Ian Toro

Personal information
- Full name: Ian Ronaldo Toro Ibarra
- Date of birth: 24 December 2002 (age 23)
- Place of birth: Tocopilla, Chile
- Height: 1.67 m (5 ft 6 in)
- Position: Left-back

Team information
- Current team: Las Zocas
- Number: 22

Youth career
- 2016: Universidad Católica
- 2016–2020: O'Higgins
- 2020–2021: Universidad Católica

Senior career*
- Years: Team / Apps / (Gls)
- 2020–2024: Universidad Católica / 0 / (0)
- 2021–2023: → Deportes Copiapó (loan) / 46 / (0)
- 2025: Rangers / 3 / (0)
- 2026: Marino / – / (–)
- 2026–: Las Zocas / 0 / (0)

= Ian Toro =

Chilean footballer

Ian Ronaldo Toro Ibarra (born 24 December 2002) is a Chilean footballer who plays as a left-back for Spanish club Las Zocas.

==Club career==
Born in Tocopilla, Chile, Toro briefly joined the Universidad Católica under-15 team before joining the O'Higgins youth ranks. Later, he returned to Universidad Católica at under-17 level and was promoted to the first team by Ariel Holan in 2020.

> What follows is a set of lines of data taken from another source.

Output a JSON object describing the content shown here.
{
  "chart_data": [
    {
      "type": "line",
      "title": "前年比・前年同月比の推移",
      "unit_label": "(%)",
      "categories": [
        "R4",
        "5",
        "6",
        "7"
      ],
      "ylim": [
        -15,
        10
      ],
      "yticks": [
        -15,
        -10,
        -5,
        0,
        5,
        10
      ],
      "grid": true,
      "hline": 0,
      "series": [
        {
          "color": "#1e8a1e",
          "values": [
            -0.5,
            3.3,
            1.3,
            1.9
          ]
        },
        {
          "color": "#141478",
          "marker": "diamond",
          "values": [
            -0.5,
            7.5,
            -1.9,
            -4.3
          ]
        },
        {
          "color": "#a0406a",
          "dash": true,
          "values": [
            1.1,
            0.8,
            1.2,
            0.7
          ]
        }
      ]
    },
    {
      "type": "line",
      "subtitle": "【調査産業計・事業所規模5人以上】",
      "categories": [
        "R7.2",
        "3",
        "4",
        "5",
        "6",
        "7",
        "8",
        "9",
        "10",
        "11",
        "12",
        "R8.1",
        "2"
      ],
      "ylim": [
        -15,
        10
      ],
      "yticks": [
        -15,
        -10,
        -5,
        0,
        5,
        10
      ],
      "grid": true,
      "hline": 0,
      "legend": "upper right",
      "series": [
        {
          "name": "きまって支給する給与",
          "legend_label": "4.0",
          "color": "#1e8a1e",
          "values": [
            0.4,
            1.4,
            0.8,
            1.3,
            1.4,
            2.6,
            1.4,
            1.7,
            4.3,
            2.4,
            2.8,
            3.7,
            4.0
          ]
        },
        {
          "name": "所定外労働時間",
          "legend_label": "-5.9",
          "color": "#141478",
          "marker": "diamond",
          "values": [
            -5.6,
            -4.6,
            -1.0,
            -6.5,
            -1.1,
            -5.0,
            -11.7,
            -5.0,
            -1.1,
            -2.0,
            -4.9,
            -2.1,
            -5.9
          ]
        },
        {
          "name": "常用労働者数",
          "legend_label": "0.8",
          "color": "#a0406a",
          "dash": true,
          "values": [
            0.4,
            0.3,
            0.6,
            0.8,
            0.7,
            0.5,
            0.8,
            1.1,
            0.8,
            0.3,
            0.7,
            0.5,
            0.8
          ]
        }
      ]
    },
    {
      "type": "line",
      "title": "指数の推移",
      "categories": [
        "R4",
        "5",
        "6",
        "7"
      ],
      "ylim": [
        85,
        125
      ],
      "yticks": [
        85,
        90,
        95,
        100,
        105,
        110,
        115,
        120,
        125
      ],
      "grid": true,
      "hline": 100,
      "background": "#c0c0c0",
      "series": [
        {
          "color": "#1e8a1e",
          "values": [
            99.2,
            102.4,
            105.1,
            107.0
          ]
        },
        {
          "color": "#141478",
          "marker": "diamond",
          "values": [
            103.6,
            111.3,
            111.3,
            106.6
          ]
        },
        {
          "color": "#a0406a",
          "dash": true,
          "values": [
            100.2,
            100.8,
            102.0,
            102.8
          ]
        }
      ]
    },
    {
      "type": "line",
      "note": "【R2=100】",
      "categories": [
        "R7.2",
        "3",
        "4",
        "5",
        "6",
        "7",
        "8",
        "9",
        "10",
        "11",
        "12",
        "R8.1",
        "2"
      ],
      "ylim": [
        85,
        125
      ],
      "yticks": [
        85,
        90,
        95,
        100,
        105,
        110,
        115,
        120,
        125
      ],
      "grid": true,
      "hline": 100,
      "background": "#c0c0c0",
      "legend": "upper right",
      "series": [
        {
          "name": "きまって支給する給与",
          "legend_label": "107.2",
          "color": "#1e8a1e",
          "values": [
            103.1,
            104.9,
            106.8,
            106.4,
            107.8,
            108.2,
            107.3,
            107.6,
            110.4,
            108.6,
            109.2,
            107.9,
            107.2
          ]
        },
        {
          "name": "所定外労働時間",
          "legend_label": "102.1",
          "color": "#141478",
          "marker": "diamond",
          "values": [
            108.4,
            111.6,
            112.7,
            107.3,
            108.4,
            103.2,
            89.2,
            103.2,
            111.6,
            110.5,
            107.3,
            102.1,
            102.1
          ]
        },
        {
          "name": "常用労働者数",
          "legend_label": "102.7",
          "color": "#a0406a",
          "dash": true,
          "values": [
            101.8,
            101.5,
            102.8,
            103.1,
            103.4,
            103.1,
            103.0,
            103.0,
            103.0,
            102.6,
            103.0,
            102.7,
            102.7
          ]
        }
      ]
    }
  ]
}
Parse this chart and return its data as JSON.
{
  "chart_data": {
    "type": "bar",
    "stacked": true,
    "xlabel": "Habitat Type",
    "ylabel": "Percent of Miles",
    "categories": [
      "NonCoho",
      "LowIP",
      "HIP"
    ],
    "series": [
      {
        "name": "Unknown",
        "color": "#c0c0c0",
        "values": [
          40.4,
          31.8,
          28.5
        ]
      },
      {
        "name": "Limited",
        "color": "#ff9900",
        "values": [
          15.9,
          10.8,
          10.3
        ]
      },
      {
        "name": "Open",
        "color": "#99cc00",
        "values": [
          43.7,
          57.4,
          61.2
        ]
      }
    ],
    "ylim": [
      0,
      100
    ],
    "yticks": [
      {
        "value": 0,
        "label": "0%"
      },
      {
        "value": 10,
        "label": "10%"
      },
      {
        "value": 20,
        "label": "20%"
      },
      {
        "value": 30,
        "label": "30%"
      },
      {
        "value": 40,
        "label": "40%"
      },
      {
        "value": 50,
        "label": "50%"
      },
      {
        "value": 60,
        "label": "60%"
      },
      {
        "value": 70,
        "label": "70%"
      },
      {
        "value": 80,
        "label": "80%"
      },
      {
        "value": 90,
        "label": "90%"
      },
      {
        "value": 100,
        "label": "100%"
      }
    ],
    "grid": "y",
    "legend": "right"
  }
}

In May 2021, Toro was loaned out to Deportes Copiapó. The next season, they got promotion to the top division and Toro continued with them in the 2023 Chilean Primera División.

Back to Universidad Católica for the 2024 season, Toro made an appearance in the 0–2 away win against Glorias Navales for the 2022 Copa Chile.

In 2025, Toro signed with Rangers de Talca. On 29 August of the same year, he suffered a serious car accident alongside his fellow Martín Díaz.

Following Rangers, Toro moved to Spain and joined Marino. Later, he switched to UD Las Zocas.

==Personal life==
Ian is the younger brother of the Chile international footballer Javiera Toro.